How Do We Avoid Surprise Partners in Our Family Business?

William “Bill” C. Davell, Esq.

The Good News provides a monthly column with important content having to do with topical subjects from the legal community. We hope our readers enjoy the perspective offered. This month’s legal opinion is provided by Douglas H. Reynolds, Esq., and Henny Lawrence Shomar, Esq., directors with Tripp Scott, PA.

Ask Bill: In starting a family business, you hear and read about unexpected changes in family structure that leave outsiders or even family members not originally in the company with unintended control. How do families avoid or manage such “surprise partnerships?”

 

Douglas H. Reynolds, Esq
Henny Lawrence Shomar, Esq.

Reynolds & Shomar: It’s right to be concerned. Family businesses are big business in America – they account for almost 60% of gross domestic product and 63% of workers. Sometimes really big: Walmart, Ford and Amazon are examples of global corporations still controlled by family members.

Moreover, Amazon is an example of a company whose ownership has been affected by a change in family structure – the divorce of its founding couple, Jeff Bezos and the recently remarried MacKenzie Scott. 

That transition was settled amicably, as Ms. Scott walked away with $35 billion(!) in company shares while Mr. Bezos maintained control. But other high-profile situations, such as Frank and Jamie McCourt’s major-league divorce battle over ownership of the Los Angeles Dodgers, and Donald Sterling’s disputed capacity to administer a family trust owning the Los Angeles Clippers, show that isn’t always the case. 

According to the STEP Project for Family Enterprising and consulting firm KPMG, successfully “governing” a family business requires “transparency, purpose, intent, and flexible mechanisms to reduce ambiguity and conflict.” 

Those factors begin with considering at the very outset, in structuring partnership, shareholder and operating agreements, the potential effects on the business of divorce, dementia, or death – and a surviving spouse’s, ex-spouse’s or heirs’ possible involvement.

 

Ask Bill: What kind of changes have to be taken into account?

 

Reynolds & Shomar: In addition to Bezos-type couples who become partners in a successful enterprise and later divorce, it can include an owner who gets married. In either case, ex- or new spouses can gain a business interest. Or a business partner can die or become mentally incapacitated, with his spouse, heirs, or guardian assume his ownership and control in the business.

 

Ask Bill: But we’re Christians. I have no intention of getting a divorce.

 

Reynolds & Shomar: No one gets married expecting to divorce. But according to Pew, 28% of divorced Americans claim to be evangelicals, so it’s still something that must be planned for in forming a business.
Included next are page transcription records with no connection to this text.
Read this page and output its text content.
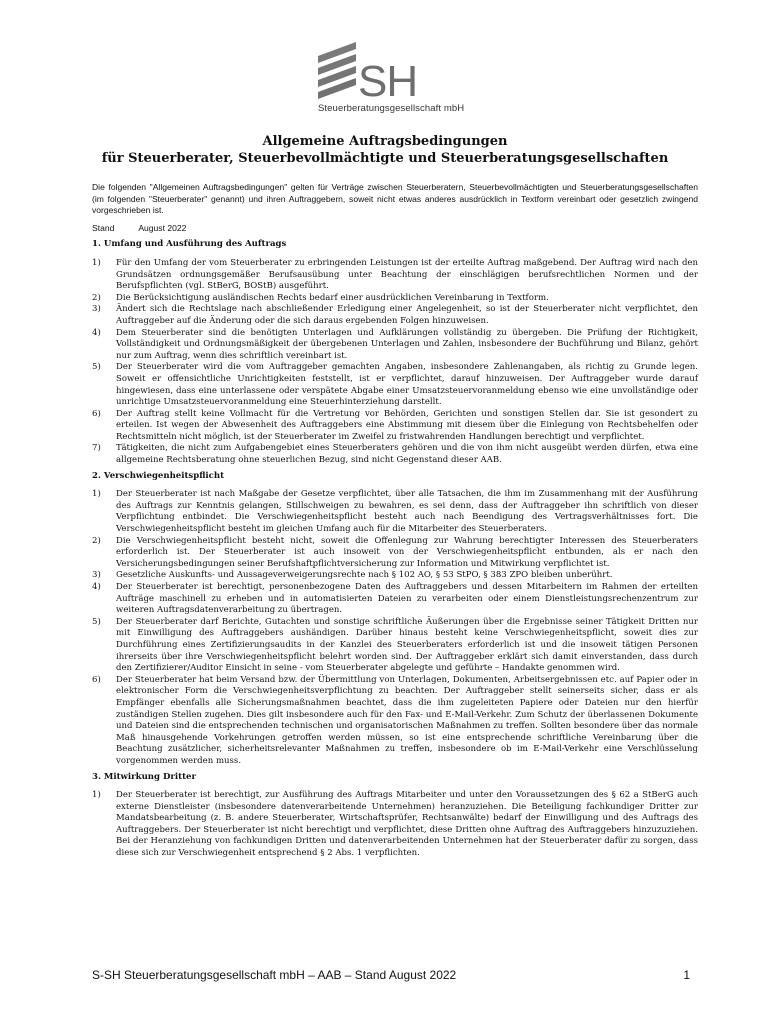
SH
Steuerberatungsgesellschaft mbH
Allgemeine Auftragsbedingungen
für Steuerberater, Steuerbevollmächtigte und Steuerberatungsgesellschaften

Die folgenden "Allgemeinen Auftragsbedingungen" gelten für Verträge zwischen Steuerberatern, Steuerbevollmächtigten und Steuerberatungsgesellschaften (im folgenden "Steuerberater" genannt) und ihren Auftraggebern, soweit nicht etwas anderes ausdrücklich in Textform vereinbart oder gesetzlich zwingend vorgeschrieben ist.

Stand	August 2022
1. Umfang und Ausführung des Auftrags
1) Für den Umfang der vom Steuerberater zu erbringenden Leistungen ist der erteilte Auftrag maßgebend. Der Auftrag wird nach den Grundsätzen ordnungsgemäßer Berufsausübung unter Beachtung der einschlägigen berufsrechtlichen Normen und der Berufspflichten (vgl. StBerG, BOStB) ausgeführt.
2) Die Berücksichtigung ausländischen Rechts bedarf einer ausdrücklichen Vereinbarung in Textform.
3) Ändert sich die Rechtslage nach abschließender Erledigung einer Angelegenheit, so ist der Steuerberater nicht verpflichtet, den Auftraggeber auf die Änderung oder die sich daraus ergebenden Folgen hinzuweisen.
4) Dem Steuerberater sind die benötigten Unterlagen und Aufklärungen vollständig zu übergeben. Die Prüfung der Richtigkeit, Vollständigkeit und Ordnungsmäßigkeit der übergebenen Unterlagen und Zahlen, insbesondere der Buchführung und Bilanz, gehört nur zum Auftrag, wenn dies schriftlich vereinbart ist.
5) Der Steuerberater wird die vom Auftraggeber gemachten Angaben, insbesondere Zahlenangaben, als richtig zu Grunde legen. Soweit er offensichtliche Unrichtigkeiten feststellt, ist er verpflichtet, darauf hinzuweisen. Der Auftraggeber wurde darauf hingewiesen, dass eine unterlassene oder verspätete Abgabe einer Umsatzsteuervoranmeldung ebenso wie eine unvollständige oder unrichtige Umsatzsteuervoranmeldung eine Steuerhinterziehung darstellt.
6) Der Auftrag stellt keine Vollmacht für die Vertretung vor Behörden, Gerichten und sonstigen Stellen dar. Sie ist gesondert zu erteilen. Ist wegen der Abwesenheit des Auftraggebers eine Abstimmung mit diesem über die Einlegung von Rechtsbehelfen oder Rechtsmitteln nicht möglich, ist der Steuerberater im Zweifel zu fristwahrenden Handlungen berechtigt und verpflichtet.
7) Tätigkeiten, die nicht zum Aufgabengebiet eines Steuerberaters gehören und die von ihm nicht ausgeübt werden dürfen, etwa eine allgemeine Rechtsberatung ohne steuerlichen Bezug, sind nicht Gegenstand dieser AAB.
2. Verschwiegenheitspflicht
1) Der Steuerberater ist nach Maßgabe der Gesetze verpflichtet, über alle Tatsachen, die ihm im Zusammenhang mit der Ausführung des Auftrags zur Kenntnis gelangen, Stillschweigen zu bewahren, es sei denn, dass der Auftraggeber ihn schriftlich von dieser Verpflichtung entbindet. Die Verschwiegenheitspflicht besteht auch nach Beendigung des Vertragsverhältnisses fort. Die Verschwiegenheitspflicht besteht im gleichen Umfang auch für die Mitarbeiter des Steuerberaters.
2) Die Verschwiegenheitspflicht besteht nicht, soweit die Offenlegung zur Wahrung berechtigter Interessen des Steuerberaters erforderlich ist. Der Steuerberater ist auch insoweit von der Verschwiegenheitspflicht entbunden, als er nach den Versicherungsbedingungen seiner Berufshaftpflichtversicherung zur Information und Mitwirkung verpflichtet ist.
3) Gesetzliche Auskunfts- und Aussageverweigerungsrechte nach § 102 AO, § 53 StPO, § 383 ZPO bleiben unberührt.
4) Der Steuerberater ist berechtigt, personenbezogene Daten des Auftraggebers und dessen Mitarbeitern im Rahmen der erteilten Aufträge maschinell zu erheben und in automatisierten Dateien zu verarbeiten oder einem Dienstleistungsrechenzentrum zur weiteren Auftragsdatenverarbeitung zu übertragen.
5) Der Steuerberater darf Berichte, Gutachten und sonstige schriftliche Äußerungen über die Ergebnisse seiner Tätigkeit Dritten nur mit Einwilligung des Auftraggebers aushändigen. Darüber hinaus besteht keine Verschwiegenheitspflicht, soweit dies zur Durchführung eines Zertifizierungsaudits in der Kanzlei des Steuerberaters erforderlich ist und die insoweit tätigen Personen ihrerseits über ihre Verschwiegenheitspflicht belehrt worden sind. Der Auftraggeber erklärt sich damit einverstanden, dass durch den Zertifizierer/Auditor Einsicht in seine - vom Steuerberater abgelegte und geführte – Handakte genommen wird.
6) Der Steuerberater hat beim Versand bzw. der Übermittlung von Unterlagen, Dokumenten, Arbeitsergebnissen etc. auf Papier oder in elektronischer Form die Verschwiegenheitsverpflichtung zu beachten. Der Auftraggeber stellt seinerseits sicher, dass er als Empfänger ebenfalls alle Sicherungsmaßnahmen beachtet, dass die ihm zugeleiteten Papiere oder Dateien nur den hierfür zuständigen Stellen zugehen. Dies gilt insbesondere auch für den Fax- und E-Mail-Verkehr. Zum Schutz der überlassenen Dokumente und Dateien sind die entsprechenden technischen und organisatorischen Maßnahmen zu treffen. Sollten besondere über das normale Maß hinausgehende Vorkehrungen getroffen werden müssen, so ist eine entsprechende schriftliche Vereinbarung über die Beachtung zusätzlicher, sicherheitsrelevanter Maßnahmen zu treffen, insbesondere ob im E-Mail-Verkehr eine Verschlüsselung vorgenommen werden muss.
3. Mitwirkung Dritter
1) Der Steuerberater ist berechtigt, zur Ausführung des Auftrags Mitarbeiter und unter den Voraussetzungen des § 62 a StBerG auch externe Dienstleister (insbesondere datenverarbeitende Unternehmen) heranzuziehen. Die Beteiligung fachkundiger Dritter zur Mandatsbearbeitung (z. B. andere Steuerberater, Wirtschaftsprüfer, Rechtsanwälte) bedarf der Einwilligung und des Auftrags des Auftraggebers. Der Steuerberater ist nicht berechtigt und verpflichtet, diese Dritten ohne Auftrag des Auftraggebers hinzuzuziehen. Bei der Heranziehung von fachkundigen Dritten und datenverarbeitenden Unternehmen hat der Steuerberater dafür zu sorgen, dass diese sich zur Verschwiegenheit entsprechend § 2 Abs. 1 verpflichten.
S-SH Steuerberatungsgesellschaft mbH – AAB – Stand August 2022	1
And since differences over managing a family company could conceivably strain a marriage (“money fights,” including a lack of communication about finances, are the second-leading cause of divorce, per Dave Ramsey’s organization) creating mechanisms that ensure transparency and shared purpose and intent might actually relax tensions.

 

Ask Bill: So how should we prepare for unexpected family changes?

 

Reynolds & Shomar: Either as the business is formed, or even after it is operational, the following instruments can help ensure smoother ownership transitions should unforeseen events occur.

 

Pre- and post-nuptial agreements can avoid disputes or unintended involvement by establishing how much — if any — of a business interest or operating role a spouse will receive in the event of a divorce. Pre/post-nups can protect a couple that owns a business together, or one spouse who owns a business in which the other had no involvement yet later claims an interest or an operating role upon divorce. It could also protect a third party with ownership equal to a party getting married or divorced from finding him/herself with a new partner.

 

Organizing documents. Articles of incorporation, bylaws, operating agreements (founder’s agreements), and even employment contracts involving the owners can be structured or amended to delineate or instruct who can own or buy shares and whether the owners may purchase ownership interests from either the ex-spouse, owner in question, or any other impermissible transferee. 

 

Buy-sell agreements can ensure against the transfer of shares without the approval of the other owners and also can require that a divorcing spouse automatically convert his or her stock upon transfer to stock with a non-voting interest. 

 

Non-compete agreements inserted into the operating agreement could prevent widows/widowers or ex-spouses receiving stock transferred by death or a divorce proceeding from competing with the business.

 

Decision-making authority in death and mental incapacity. If a partner dies or his or her mental capacity is challenged, governing documents can proactively codify decision-making authority to prevent it from reverting to a spouse, beneficiary, guardian, or a court-appointed party – thereby reducing reduce risk and shareholder expense.

 

Family businesses may be big business, but it’s bad business to leave their future direction and control to chance – especially if you may be interested in attracting future partners or investors who won’t be attracted to uncertainty. So discuss these matters with an attorney experienced in corporate structure to ensure that future family disputes remain about what’s for dinner – not who’s in charge.